In typical multimodal tasks, such as Visual Question Answering (VQA), adversarial attacks targeting a specific image and question can lead large vision-language models (LVLMs) to provide incorrect answers. However, it is common for a single image to be associated with multiple questions, and LVLMs may still answer other questions correctly even for an adversarial image attacked by a specific question. To address this, we introduce the query-agnostic visual attack (QAVA), which aims to create robust adversarial examples that generate incorrect responses to unspecified and unknown questions. Compared to traditional adversarial attacks focused on specific images and questions, QAVA significantly enhances the effectiveness and efficiency of attacks on images when the question is unknown, achieving performance comparable to attacks on known target questions. Our research broadens the scope of visual adversarial attacks on LVLMs in practical settings, uncovering previously overlooked vulnerabilities, particularly in the context of visual adversarial threats. The code is available at https://github.com/btzyd/qava.

Paper Structure

This paper contains 24 sections, 2 equations, 4 figures, 18 tables, 1 algorithm.

Figures (4)

  • Figure 1: Traditional adversarial attacks involve inputting an image $x_i$ and a specified target question $x_{t,target}$ into LVLMs, with adversarial images generated through gradient-based methods. This approach typically results in incorrect answers for $x_i$ and $x_{t,target}$ (i.e., Q1).
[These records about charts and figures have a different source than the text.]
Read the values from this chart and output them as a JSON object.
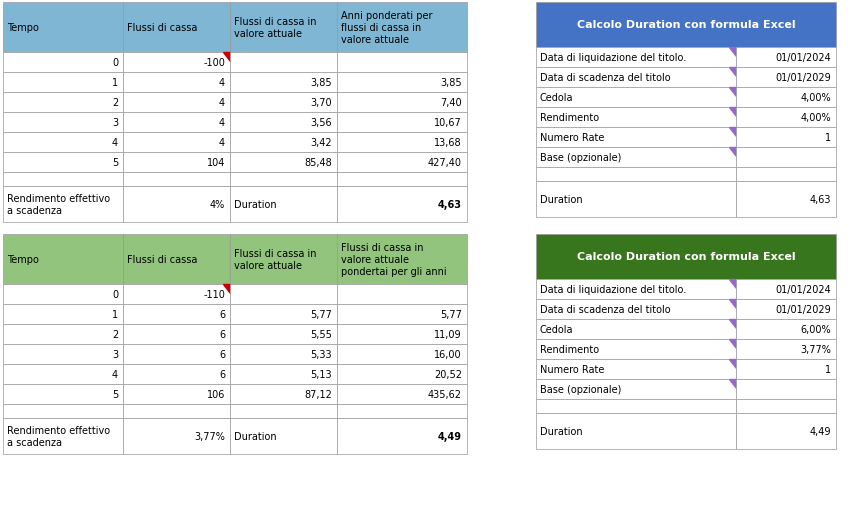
{
  "fig_width": 8.56,
  "fig_height": 5.1,
  "dpi": 100,
  "bg_color": "#ffffff",
  "table1": {
    "headers": [
      "Tempo",
      "Flussi di cassa",
      "Flussi di cassa in\nvalore attuale",
      "Anni ponderati per\nflussi di cassa in\nvalore attuale"
    ],
    "header_bg": "#7eb6d4",
    "header_text_color": "#000000",
    "rows": [
      [
        "0",
        "-100",
        "",
        ""
      ],
      [
        "1",
        "4",
        "3,85",
        "3,85"
      ],
      [
        "2",
        "4",
        "3,70",
        "7,40"
      ],
      [
        "3",
        "4",
        "3,56",
        "10,67"
      ],
      [
        "4",
        "4",
        "3,42",
        "13,68"
      ],
      [
        "5",
        "104",
        "85,48",
        "427,40"
      ]
    ],
    "summary_row": [
      "Rendimento effettivo\na scadenza",
      "4%",
      "Duration",
      "4,63"
    ],
    "summary_bold_cols": [
      3
    ],
    "grid_color": "#999999",
    "red_tri_row": 0,
    "red_tri_col": 1
  },
  "table2": {
    "headers": [
      "Tempo",
      "Flussi di cassa",
      "Flussi di cassa in\nvalore attuale",
      "Flussi di cassa in\nvalore attuale\npondertai per gli anni"
    ],
    "header_bg": "#93c47d",
    "header_text_color": "#000000",
    "rows": [
      [
        "0",
        "-110",
        "",
        ""
      ],
      [
        "1",
        "6",
        "5,77",
        "5,77"
      ],
      [
        "2",
        "6",
        "5,55",
        "11,09"
      ],
      [
        "3",
        "6",
        "5,33",
        "16,00"
      ],
      [
        "4",
        "6",
        "5,13",
        "20,52"
      ],
      [
        "5",
        "106",
        "87,12",
        "435,62"
      ]
    ],
    "summary_row": [
      "Rendimento effettivo\na scadenza",
      "3,77%",
      "Duration",
      "4,49"
    ],
    "summary_bold_cols": [
      3
    ],
    "grid_color": "#999999",
    "red_tri_row": 0,
    "red_tri_col": 1
  },
  "right_table1": {
    "title": "Calcolo Duration con formula Excel",
    "title_bg": "#4472c4",
    "title_text_color": "#ffffff",
    "rows": [
      [
        "Data di liquidazione del titolo.",
        "01/01/2024"
      ],
      [
        "Data di scadenza del titolo",
        "01/01/2029"
      ],
      [
        "Cedola",
        "4,00%"
      ],
      [
        "Rendimento",
        "4,00%"
      ],
      [
        "Numero Rate",
        "1"
      ],
      [
        "Base (opzionale)",
        ""
      ]
    ],
    "summary_row": [
      "Duration",
      "4,63"
    ],
    "grid_color": "#999999",
    "purple_accent": "#9966cc"
  },
  "right_table2": {
    "title": "Calcolo Duration con formula Excel",
    "title_bg": "#38761d",
    "title_text_color": "#ffffff",
    "rows": [
      [
        "Data di liquidazione del titolo.",
        "01/01/2024"
      ],
      [
        "Data di scadenza del titolo",
        "01/01/2029"
      ],
      [
        "Cedola",
        "6,00%"
      ],
      [
        "Rendimento",
        "3,77%"
      ],
      [
        "Numero Rate",
        "1"
      ],
      [
        "Base (opzionale)",
        ""
      ]
    ],
    "summary_row": [
      "Duration",
      "4,49"
    ],
    "grid_color": "#999999",
    "purple_accent": "#9966cc"
  },
  "font_size": 7.0,
  "red_triangle_color": "#cc0000"
}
However, for other questions $x_{t,other}\in\{x_{t,other}\in\mathcal{T}|x_{t,other}\neq x_{t,target}\}$ within the question set $\mathcal{T}$ that are not the same as the $x_{t,other}$, it remains possible for LVLMs to provide correct answers (i.e., Q2-Q6). Our QAVA samples a set of questions $x_\text{t,QAVA}$ and performs attacks on these questions, even if they are unrelated to the original image $x_i$. QAVA generates adversarial images that are likely to produce incorrect responses when faced with unknown target questions.
  • Figure 2: The framework of QAVA is structured as follows: Initially, we generate $N$ randomly sampled questions, denoted as $x_\text{t,QAVA}$, which are not pertinent to the input image $x_i$. Subsequently, we introduce random perturbations to $x_i$ to create the initial variant, $x'_\text{i,QAVA}$. Both $x_i$ and $x_\text{t,QAVA}$ are then input into the LVLM, and the LVLM's response serves as a label. Despite the fact that the question $x_\text{t,QAVA}$ is unrelated to the image $x_i$, the LVLM still provides a response. Following this, we input $x'_\text{i,QAVA}$ and $x_\text{t,QAVA}$ into the LVLM to calculate the MSE loss based on the Q-former output features. Adversarial attacks are executed using techniques such as PGD or C&W by employing the loss functions, denoted as $\mathcal{L}_\text{QAVA}$. The traditional end-to-end attack loss function, $\mathcal{L}_\text{LLM}$, is also shown.
  • Figure 3: Visualization of image imperceptibility.
  • Figure 4: The clean images, the QAVA adversarial images, and the QAVA+SSAH adversarial images. All experiments are conducted using InstructBLIP Vicuna-7B with the attack $\mathcal{L}_\text{QAVA}$($\text{RSQ}_\text{10}$).